Firefighters received the call at 7:26 a.m. and had the blaze under control at 7:43 a.m. Eight trucks and 30 firefighters from Kahuku, Hauula, Kaaawa, Kahaluu and Kaneohe responded, Tejada said.

"They were on it really quick," Meier said. "Once they got there and got their hoses onto the fire, it was under control in a manner of minutes."

Tommy Heffernan, who lives five houses from the house that burned, also praised the firefighters' work as "well executed" and said he was happy to help pull fire hoses to help out.

"It's a natural thing to respond, to try and help out," said Heffernan, a retired prison guard and assistant Kahuku football coach.
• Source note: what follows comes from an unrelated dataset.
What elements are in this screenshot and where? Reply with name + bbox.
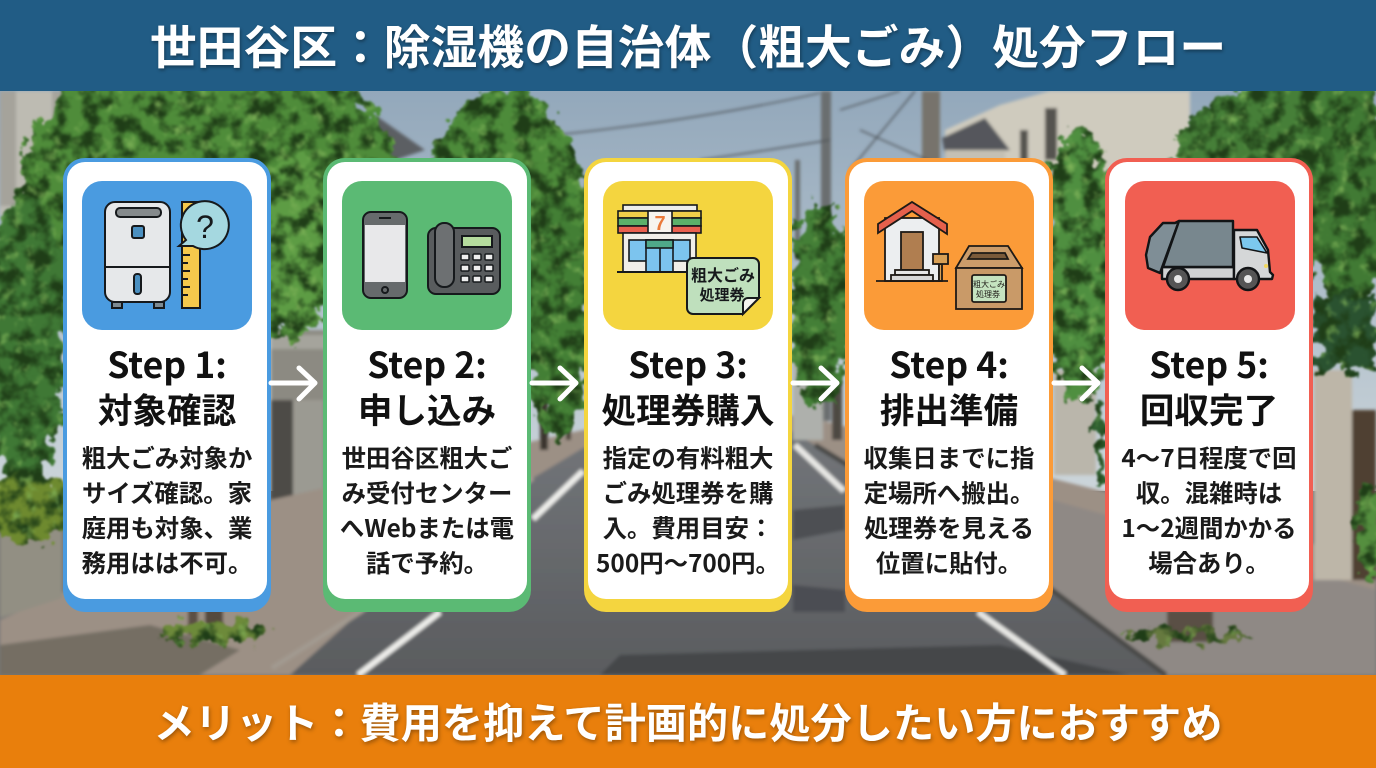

He also said it was "automatic common sense" to let the professionals do their jobs.

"Sometimes people come out and help us pull hoses, which is OK, as long as somebody (a firefighter) is directing them and it's done in a very safe manner," Tejada said. "We don't want anybody to get hurt. If we think it's unsafe, we'll tell them."

Damage to the house was estimated at $120,000 and $20,000 for its contents, Tejada said.

Meier, who moved into the neighborhood four months ago, said the community spirit was evident in response to the fire.

"It was really cool. Everybody in the community came out of their houses" and checked on each other, he said. "Thank God no one was injured. Stuff can be replaced. People can't."